I’ve listened to the whole first episode (I knew basically nothing about D. Lewis before listening), and I’d be curious if you could be a bit more specific about what led you to this tentative conclusion. It did not occur to me on the basis of what the episode presented. (Btw, not to nitpick, but you meant to say “might have been autistic or on the spectrum”.)

Louis F. Cooper
Louis F. Cooper
Reply to  Louis F. Cooper
2 years ago

P.s.: Unlike the first episode (to my ear, at any rate), the second episode does contain some material perhaps suggestive of the autism spectrum (see the comment by G. Lockrobin, below).

Mark van Roojen
2 years ago

I’m pretty sure David was not especially right wing. But he did have a certain (possibly misplaced) sense of propriety about how academic things, including politics in academia, should be done. So he never joined the APA after the Viet Nam war statement disagreement, which as I understand it was with the organization taking a stand at all, and not about the particular stand taken. He kept up his non-membership despite Steffi being a hugely valuable officer of the organization for many years. (Steffi, btw, was a huge positive influence on philosophy, in part because she was kind.)

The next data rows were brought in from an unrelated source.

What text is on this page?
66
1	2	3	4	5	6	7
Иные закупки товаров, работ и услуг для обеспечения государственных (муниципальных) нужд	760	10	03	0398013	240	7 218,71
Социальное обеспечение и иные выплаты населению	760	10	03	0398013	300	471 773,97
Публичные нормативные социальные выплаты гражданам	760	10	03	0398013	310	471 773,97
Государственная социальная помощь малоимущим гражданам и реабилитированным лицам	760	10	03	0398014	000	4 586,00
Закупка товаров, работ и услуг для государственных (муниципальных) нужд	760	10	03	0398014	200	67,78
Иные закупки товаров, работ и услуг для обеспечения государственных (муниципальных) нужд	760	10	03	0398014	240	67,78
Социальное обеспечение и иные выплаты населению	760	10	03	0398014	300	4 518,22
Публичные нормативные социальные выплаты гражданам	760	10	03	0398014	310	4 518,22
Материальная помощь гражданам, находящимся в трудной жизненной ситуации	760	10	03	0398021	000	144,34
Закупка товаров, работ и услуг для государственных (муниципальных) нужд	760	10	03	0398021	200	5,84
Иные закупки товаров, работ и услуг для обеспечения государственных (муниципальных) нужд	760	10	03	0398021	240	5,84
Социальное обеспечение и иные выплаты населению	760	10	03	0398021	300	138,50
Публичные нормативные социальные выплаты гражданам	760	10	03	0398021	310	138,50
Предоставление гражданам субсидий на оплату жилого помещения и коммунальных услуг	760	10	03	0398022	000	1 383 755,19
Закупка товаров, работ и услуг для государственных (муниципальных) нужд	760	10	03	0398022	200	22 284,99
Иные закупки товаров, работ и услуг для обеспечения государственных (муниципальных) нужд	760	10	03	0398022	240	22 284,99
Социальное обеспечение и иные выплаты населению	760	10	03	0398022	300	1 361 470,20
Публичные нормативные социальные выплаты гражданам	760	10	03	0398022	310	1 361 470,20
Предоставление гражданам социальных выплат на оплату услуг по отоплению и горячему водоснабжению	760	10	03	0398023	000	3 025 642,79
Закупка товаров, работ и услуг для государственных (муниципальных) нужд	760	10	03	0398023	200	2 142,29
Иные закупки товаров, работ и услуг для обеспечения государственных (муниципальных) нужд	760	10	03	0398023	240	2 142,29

I never talked about politics with him. But I do know that he was supportive of people making feminist arguments in the academy even when he disagreed with some of the arguments. And he was one of the folks trying to deal with sexual harassment issues when very few people were doing it well, though I don’t know the details there either and thus can’t say how effectively.

Mark van Roojen
Reply to  Mark van Roojen
2 years ago

Now listening to the podcast. I didn’t know the details of the short period leading to his death. Pretty distressing though I shared in the general distress among my friends at the news. Distressed at how avoidable it may have been and about Steffi coming home to that.

Grace Lockrobin
2 years ago

Love the series so far.

Is there anything to suggest that Lewis regarded himself as autistic, or has anyone who knew him well suggested this since? If so, perhaps there is another narrative here, revealing the powerful contribution of neuro-divergent perspectives in philosophy (and other areas of human enquiry). As the podcast already suggests, his examination of conversational rules seems to be a product of his own bafflement. That bafflement is shared by many ASD people.